2.8 C
New York
Saturday, November 27, 2021

Paus Fransiskus: “Persekutuan Kristen dibangun dengan penyambutan, bukan pemisahan”

Renungan Paus Fransiskus sebelum Doa Angelus, Minggu 26 September 2021.

***

Saudara-saudari terkasih, selamat pagi!

Injil liturgi hari ini (Mrk 9:38-43.45.47-48) menceritakan dialog singkat antara Yesus dan Rasul Yohanes, yang berbicara atas nama seluruh kelompok murid. Mereka melihat seorang pria yang mengusir setan demi nama Tuhan, tetapi mereka menghentikannya karena dia bukan bagian dari kelompok mereka. Pada titik ini, Yesus mengundang mereka untuk tidak menghalangi mereka yang berbuat baik, karena mereka berkontribusi pada pemenuhan rencana Allah (lih. Mrk 9:38-41).

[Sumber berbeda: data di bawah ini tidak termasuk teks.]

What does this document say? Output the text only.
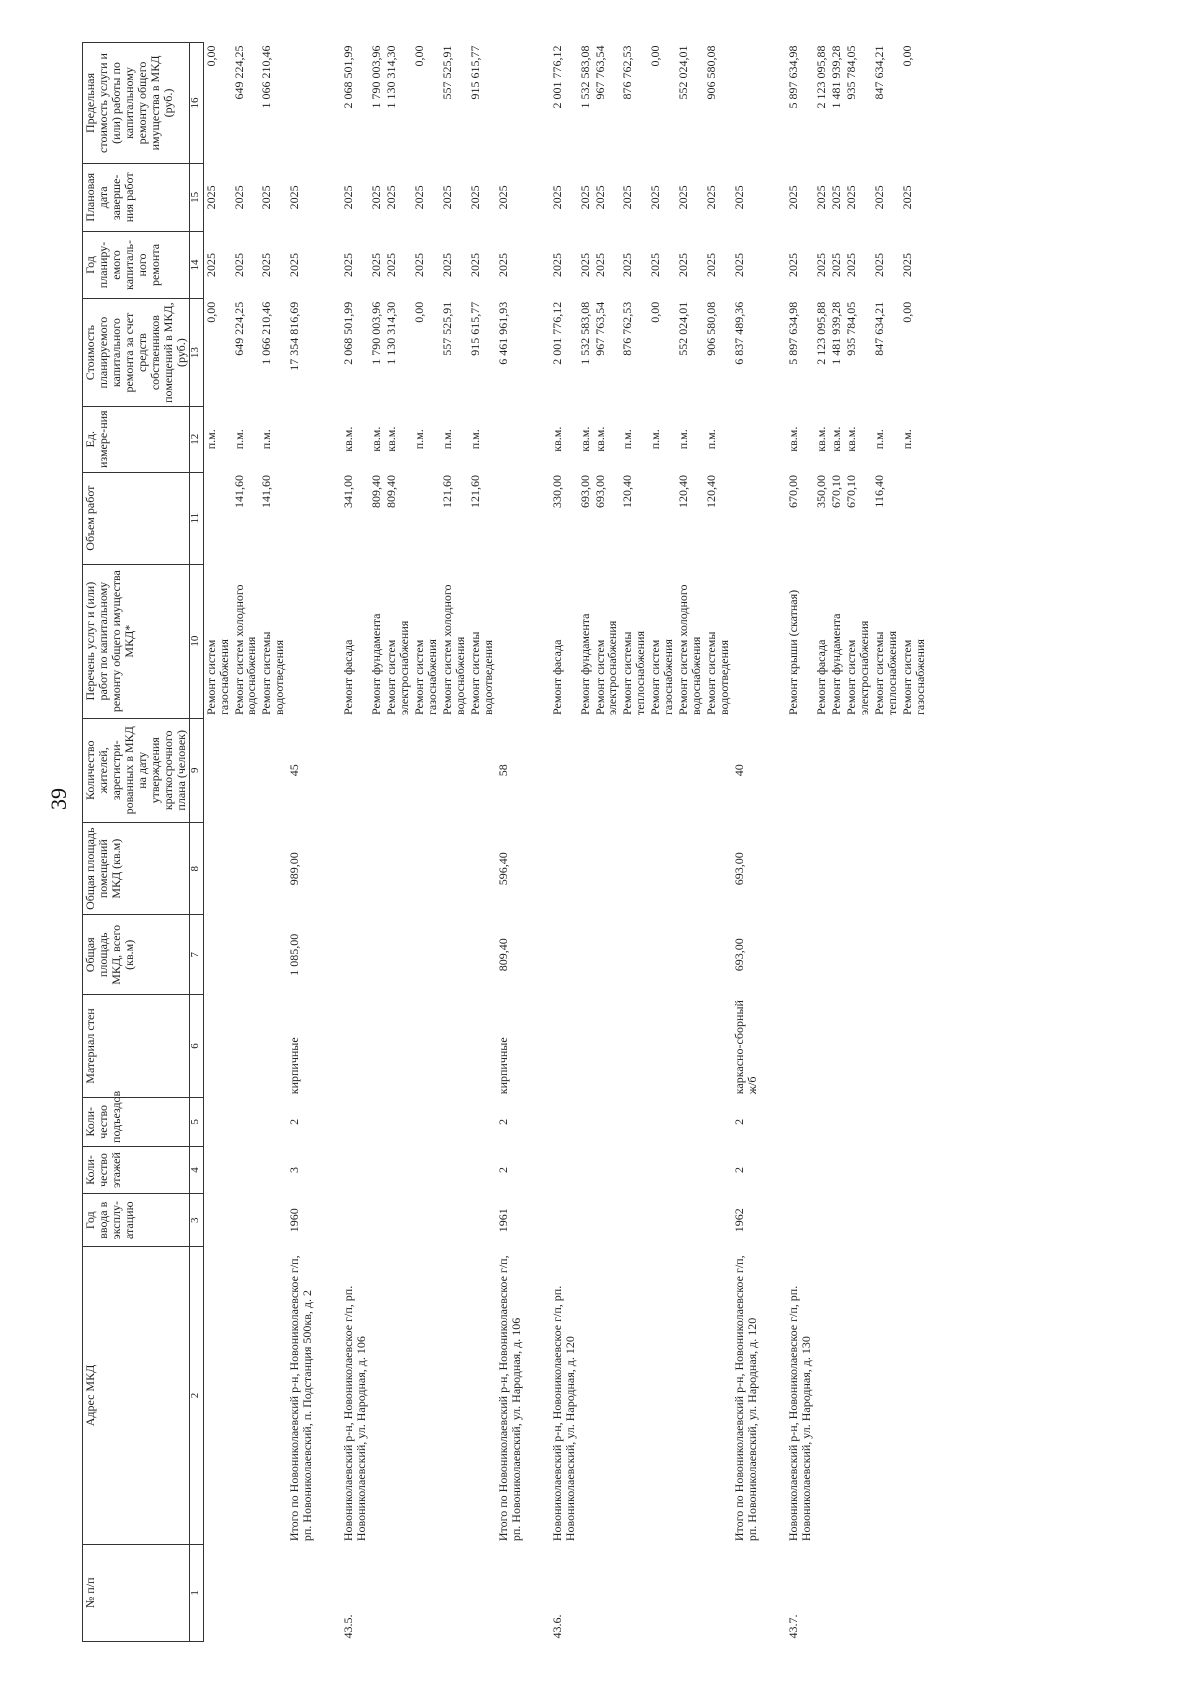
39
№ п/п	Адрес МКД	Год ввода в эксплу-атацию	Коли-чество этажей	Коли-чество подъездов	Материал стен	Общая площадь МКД, всего (кв.м)	Общая площадь помещений МКД (кв.м)	Количество жителей, зарегистри-рованных в МКД на дату утверждения краткосрочного плана (человек)	Перечень услуг и (или) работ по капитальному ремонту общего имущества МКД*	Объем работ	Ед. измере-ния	Стоимость планируемого капитального ремонта за счет средств собственников помещений в МКД, (руб.)	Год планиру-емого капиталь-ного ремонта	Плановая дата заверше-ния работ	Предельная стоимость услуги и (или) работы по капитальному ремонту общего имущества в МКД (руб.)
1	2	3	4	5	6	7	8	9	10	11	12	13	14	15	16
									Ремонт систем газоснабжения		п.м.	0,00	2025	2025	0,00
									Ремонт систем холодного водоснабжения	141,60	п.м.	649 224,25	2025	2025	649 224,25
									Ремонт системы водоотведения	141,60	п.м.	1 066 210,46	2025	2025	1 066 210,46
	Итого по Новониколаевский р-н, Новониколаевское г/п, рп. Новониколаевский, п. Подстанция 500кв, д. 2	1960	3	2	кирпичные	1 085,00	989,00	45				17 354 816,69	2025	2025	

43.5.	Новониколаевский р-н, Новониколаевское г/п, рп. Новониколаевский, ул. Народная, д. 106								Ремонт фасада	341,00	кв.м.	2 068 501,99	2025	2025	2 068 501,99
									Ремонт фундамента	809,40	кв.м.	1 790 003,96	2025	2025	1 790 003,96
									Ремонт систем электроснабжения	809,40	кв.м.	1 130 314,30	2025	2025	1 130 314,30
									Ремонт систем газоснабжения		п.м.	0,00	2025	2025	0,00
									Ремонт систем холодного водоснабжения	121,60	п.м.	557 525,91	2025	2025	557 525,91
									Ремонт системы водоотведения	121,60	п.м.	915 615,77	2025	2025	915 615,77
	Итого по Новониколаевский р-н, Новониколаевское г/п, рп. Новониколаевский, ул. Народная, д. 106	1961	2	2	кирпичные	809,40	596,40	58				6 461 961,93	2025	2025	

43.6.	Новониколаевский р-н, Новониколаевское г/п, рп. Новониколаевский, ул. Народная, д. 120								Ремонт фасада	330,00	кв.м.	2 001 776,12	2025	2025	2 001 776,12
									Ремонт фундамента	693,00	кв.м.	1 532 583,08	2025	2025	1 532 583,08
									Ремонт систем электроснабжения	693,00	кв.м.	967 763,54	2025	2025	967 763,54
									Ремонт системы теплоснабжения	120,40	п.м.	876 762,53	2025	2025	876 762,53
									Ремонт систем газоснабжения		п.м.	0,00	2025	2025	0,00
									Ремонт систем холодного водоснабжения	120,40	п.м.	552 024,01	2025	2025	552 024,01
									Ремонт системы водоотведения	120,40	п.м.	906 580,08	2025	2025	906 580,08
	Итого по Новониколаевский р-н, Новониколаевское г/п, рп. Новониколаевский, ул. Народная, д. 120	1962	2	2	каркасно-сборный ж/б	693,00	693,00	40				6 837 489,36	2025	2025	

43.7.	Новониколаевский р-н, Новониколаевское г/п, рп. Новониколаевский, ул. Народная, д. 130								Ремонт крыши (скатная)	670,00	кв.м.	5 897 634,98	2025	2025	5 897 634,98
									Ремонт фасада	350,00	кв.м.	2 123 095,88	2025	2025	2 123 095,88
									Ремонт фундамента	670,10	кв.м.	1 481 939,28	2025	2025	1 481 939,28
									Ремонт систем электроснабжения	670,10	кв.м.	935 784,05	2025	2025	935 784,05
									Ремонт системы теплоснабжения	116,40	п.м.	847 634,21	2025	2025	847 634,21
									Ремонт систем газоснабжения		п.м.	0,00	2025	2025	0,00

Kemudian Dia menasihati mereka: alih-alih memisahkan orang menjadi baik dan buruk, kita semua dipanggil untuk berjaga-jaga atas hati kita sendiri, jangan sampai kita menyerah pada kejahatan dan membawa skandal bagi orang lain (lih. ay 42-45, 47-48) .

Singkatnya, kata-kata Yesus mengungkapkan godaan, dan menawarkan nasihat. Godaannya adalah ketertutupan. Para murid ingin menghalangi perbuatan baik hanya karena dilakukan oleh seseorang yang bukan bagian dari kelompok mereka. Mereka berpikir bahwa mereka memiliki “hak eksklusif atas Yesus”, dan bahwa merekalah satu-satunya yang diberi wewenang untuk bekerja bagi Kerajaan Allah. Tetapi dengan cara ini, mereka akhirnya menganggap bahwa mereka sendiri memiliki hak istimewa dan menganggap orang lain sebagai orang luar, sampai-sampai memusuhi mereka.

Saudara dan saudari terkasih, setiap ketertutupan sebenarnya menjauhkan kita dari mereka yang tidak berpikir seperti kita, dan ini – kita tahu – adalah akar dari begitu banyak kejahatan dalam sejarah: absolutisme yang sering menghasilkan kediktatoran dan begitu banyak kekerasan terhadap mereka yang berbeda.

Tetapi kita juga perlu waspada tentang ketertutupan di dalam Gereja. Karena iblis yang memecah belah – inilah arti kata “iblis”, yang memecah belah – selalu memecah belah dan mengecualikan manusia. Dia menggoda dengan menggunakan kelicikan, dan itu bisa terjadi seperti murid-murid itu, yang pergi sejauh ini sampai-sampai mengecualikan bahkan orang-orang yang telah mengusir iblis itu sendiri!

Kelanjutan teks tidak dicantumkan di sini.